Gandhi’s ethics of inter connectedness and mutuality:

  • Gandhi believed in looking within oneself, change oneself and then change the world. For him, cultures and nations were not isolated entities, because they all played a special role in the making of human history.

  • He believed in ‘enlarged Pluralism’ that every culture should learn from others. This was a way for him to open up the world to a harmonic exchange and a transformative dialogue among nations.

  • For him, a spirit of genuine reciprocity and solidarity was not only a moral requirement, but also a geopolitical necessity.

  • He said that Non-violent organizations of the world should help in bringing peace and interconnectedness among cultures and civilizations.


Global Influence:

  • Satyagraha has been used globally as an instrument of non-violent dissent against authoritarianism and a pragmatic tool of the powerless against the powerful.

  • Khan Abdul Ghaffar Khan, Martin Luther King, Jr., Nelson Mandela, Lech Walesa, Vaclav Havel, Benigno Aquino, Jr. and many others successfully used it in their countries for political and social integration.

  • In many countries, organized civic pressure and a principled commitment not to resort to violence has been used to fight colonialism and foreign occupation, advance women’s and minority rights, and improve transparency and good governance.

  • He adapted and changed his views throughout his life. He started movements, called them off, he was always willing to negotiate and begin discussions. His boycotts, too, were based on principles, never against individuals. He shunned British goods but not British people. He used the ideas of Christianity, Islam, Jainism, and Buddhism and remained a devout Hindu.

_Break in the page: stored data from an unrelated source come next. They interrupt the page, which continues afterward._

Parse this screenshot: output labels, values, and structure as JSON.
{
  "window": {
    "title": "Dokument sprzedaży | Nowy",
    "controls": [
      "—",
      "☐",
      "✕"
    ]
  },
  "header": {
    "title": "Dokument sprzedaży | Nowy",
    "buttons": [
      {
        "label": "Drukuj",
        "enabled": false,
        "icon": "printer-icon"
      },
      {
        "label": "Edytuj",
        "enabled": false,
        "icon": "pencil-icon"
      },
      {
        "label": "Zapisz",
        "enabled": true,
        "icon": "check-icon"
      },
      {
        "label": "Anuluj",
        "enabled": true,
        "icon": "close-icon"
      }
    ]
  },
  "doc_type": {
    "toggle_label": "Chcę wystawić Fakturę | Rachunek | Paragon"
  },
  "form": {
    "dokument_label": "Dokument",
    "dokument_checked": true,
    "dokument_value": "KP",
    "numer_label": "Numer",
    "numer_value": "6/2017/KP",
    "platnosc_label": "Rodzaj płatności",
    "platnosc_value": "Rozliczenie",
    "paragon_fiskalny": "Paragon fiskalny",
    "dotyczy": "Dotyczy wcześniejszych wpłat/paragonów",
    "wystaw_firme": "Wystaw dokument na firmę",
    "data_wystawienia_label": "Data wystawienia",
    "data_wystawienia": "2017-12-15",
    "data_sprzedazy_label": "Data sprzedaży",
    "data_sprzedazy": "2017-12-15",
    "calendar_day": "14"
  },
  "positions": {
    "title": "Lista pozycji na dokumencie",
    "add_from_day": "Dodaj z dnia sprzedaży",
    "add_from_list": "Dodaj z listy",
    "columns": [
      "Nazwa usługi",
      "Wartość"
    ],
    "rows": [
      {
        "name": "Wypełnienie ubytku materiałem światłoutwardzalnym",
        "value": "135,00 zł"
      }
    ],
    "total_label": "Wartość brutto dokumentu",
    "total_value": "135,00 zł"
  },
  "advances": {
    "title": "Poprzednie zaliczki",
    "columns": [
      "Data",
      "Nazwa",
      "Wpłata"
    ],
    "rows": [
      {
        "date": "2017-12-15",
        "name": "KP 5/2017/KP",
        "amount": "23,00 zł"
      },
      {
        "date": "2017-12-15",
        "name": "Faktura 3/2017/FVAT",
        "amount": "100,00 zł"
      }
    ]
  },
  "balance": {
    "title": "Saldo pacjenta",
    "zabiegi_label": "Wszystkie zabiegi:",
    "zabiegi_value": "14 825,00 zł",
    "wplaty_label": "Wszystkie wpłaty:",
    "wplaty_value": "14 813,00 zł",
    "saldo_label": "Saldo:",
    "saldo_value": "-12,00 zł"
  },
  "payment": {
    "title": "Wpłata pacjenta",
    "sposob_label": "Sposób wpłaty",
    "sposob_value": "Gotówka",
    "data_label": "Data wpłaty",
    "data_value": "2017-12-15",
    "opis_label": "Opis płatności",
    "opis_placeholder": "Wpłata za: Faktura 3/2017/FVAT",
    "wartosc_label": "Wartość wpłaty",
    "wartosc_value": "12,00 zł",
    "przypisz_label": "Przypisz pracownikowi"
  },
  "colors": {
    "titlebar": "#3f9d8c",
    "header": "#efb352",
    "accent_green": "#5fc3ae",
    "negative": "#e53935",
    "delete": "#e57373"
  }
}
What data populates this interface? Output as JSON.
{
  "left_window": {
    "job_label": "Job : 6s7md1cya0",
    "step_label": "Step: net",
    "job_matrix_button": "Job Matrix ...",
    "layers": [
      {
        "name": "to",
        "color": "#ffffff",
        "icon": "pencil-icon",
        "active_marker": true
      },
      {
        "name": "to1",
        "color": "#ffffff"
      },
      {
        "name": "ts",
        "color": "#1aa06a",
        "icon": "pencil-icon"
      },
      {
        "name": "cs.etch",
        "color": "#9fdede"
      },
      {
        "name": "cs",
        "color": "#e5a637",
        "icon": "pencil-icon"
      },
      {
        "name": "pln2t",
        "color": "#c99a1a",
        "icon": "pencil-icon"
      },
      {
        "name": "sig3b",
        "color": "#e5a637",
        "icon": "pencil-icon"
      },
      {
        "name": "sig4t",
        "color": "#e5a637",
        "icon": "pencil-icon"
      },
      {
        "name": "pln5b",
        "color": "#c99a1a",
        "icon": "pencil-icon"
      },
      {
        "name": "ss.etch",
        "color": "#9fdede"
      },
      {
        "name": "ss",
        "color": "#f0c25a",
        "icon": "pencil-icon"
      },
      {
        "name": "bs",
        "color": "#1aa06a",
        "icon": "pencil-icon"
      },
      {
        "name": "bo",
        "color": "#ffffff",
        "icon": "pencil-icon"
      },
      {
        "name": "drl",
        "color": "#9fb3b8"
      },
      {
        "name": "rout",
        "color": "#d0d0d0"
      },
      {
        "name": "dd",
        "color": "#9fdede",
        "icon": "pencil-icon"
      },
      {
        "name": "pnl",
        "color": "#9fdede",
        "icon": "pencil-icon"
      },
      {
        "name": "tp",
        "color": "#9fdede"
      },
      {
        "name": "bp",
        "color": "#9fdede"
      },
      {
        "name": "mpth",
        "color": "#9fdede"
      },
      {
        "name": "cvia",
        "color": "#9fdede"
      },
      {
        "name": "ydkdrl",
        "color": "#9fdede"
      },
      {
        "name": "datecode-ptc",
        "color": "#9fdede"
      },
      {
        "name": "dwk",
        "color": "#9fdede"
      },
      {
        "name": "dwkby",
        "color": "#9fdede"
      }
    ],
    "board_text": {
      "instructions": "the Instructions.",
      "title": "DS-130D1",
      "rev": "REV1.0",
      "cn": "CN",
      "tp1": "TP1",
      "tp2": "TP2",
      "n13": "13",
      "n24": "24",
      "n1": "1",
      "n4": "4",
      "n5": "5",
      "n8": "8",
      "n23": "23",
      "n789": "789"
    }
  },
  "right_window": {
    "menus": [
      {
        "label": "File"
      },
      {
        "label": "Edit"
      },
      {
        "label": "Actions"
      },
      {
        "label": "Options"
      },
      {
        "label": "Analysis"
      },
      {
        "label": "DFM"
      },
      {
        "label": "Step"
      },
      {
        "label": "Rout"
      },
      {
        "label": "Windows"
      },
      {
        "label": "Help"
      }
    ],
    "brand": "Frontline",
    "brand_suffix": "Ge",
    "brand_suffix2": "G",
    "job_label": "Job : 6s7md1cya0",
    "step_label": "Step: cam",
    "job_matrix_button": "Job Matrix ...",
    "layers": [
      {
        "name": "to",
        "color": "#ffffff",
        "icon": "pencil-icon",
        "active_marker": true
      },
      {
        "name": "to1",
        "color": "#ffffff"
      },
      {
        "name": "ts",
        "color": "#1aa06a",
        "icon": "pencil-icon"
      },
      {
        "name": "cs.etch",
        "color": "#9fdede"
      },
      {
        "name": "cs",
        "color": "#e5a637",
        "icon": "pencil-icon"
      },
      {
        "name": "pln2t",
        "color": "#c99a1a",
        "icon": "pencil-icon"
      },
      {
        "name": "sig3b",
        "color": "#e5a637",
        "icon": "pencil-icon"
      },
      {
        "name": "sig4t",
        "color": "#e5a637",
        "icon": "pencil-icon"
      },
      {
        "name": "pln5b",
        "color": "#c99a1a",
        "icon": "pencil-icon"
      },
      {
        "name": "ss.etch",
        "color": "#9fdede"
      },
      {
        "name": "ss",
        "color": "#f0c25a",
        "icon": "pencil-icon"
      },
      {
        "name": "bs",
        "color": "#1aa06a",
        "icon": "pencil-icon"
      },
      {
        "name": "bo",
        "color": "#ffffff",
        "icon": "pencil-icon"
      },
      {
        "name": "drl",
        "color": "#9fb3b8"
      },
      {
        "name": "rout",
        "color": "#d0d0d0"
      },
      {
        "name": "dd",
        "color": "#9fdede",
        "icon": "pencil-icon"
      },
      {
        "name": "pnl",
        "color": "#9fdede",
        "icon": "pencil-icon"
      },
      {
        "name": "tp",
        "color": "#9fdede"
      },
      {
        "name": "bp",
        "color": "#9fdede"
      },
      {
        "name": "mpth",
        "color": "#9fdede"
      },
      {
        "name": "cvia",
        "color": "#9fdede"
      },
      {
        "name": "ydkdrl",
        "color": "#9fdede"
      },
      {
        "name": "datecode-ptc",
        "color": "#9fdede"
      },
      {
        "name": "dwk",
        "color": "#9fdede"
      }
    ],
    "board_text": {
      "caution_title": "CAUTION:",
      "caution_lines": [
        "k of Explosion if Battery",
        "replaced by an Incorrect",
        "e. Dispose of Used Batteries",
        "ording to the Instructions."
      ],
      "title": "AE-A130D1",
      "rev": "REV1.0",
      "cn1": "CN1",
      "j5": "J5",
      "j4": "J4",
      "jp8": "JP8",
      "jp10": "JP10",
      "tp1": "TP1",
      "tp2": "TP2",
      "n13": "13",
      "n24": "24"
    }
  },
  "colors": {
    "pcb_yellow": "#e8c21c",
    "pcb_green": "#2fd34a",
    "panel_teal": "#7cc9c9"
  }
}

  • His life is a message regarding how to lead a public life as no security men were posted outside his Ashram, he was reachable to all, and his experiments were minutely dissected and criticised as well. There are scarcely few people in world who lived what they preached, and lived to such rightness, in spite of being engrossed so much in politics as Mahatma Gandhi did. He however followed a simple ideology that “it is not enough for thought to be based on truth, the life must express it’.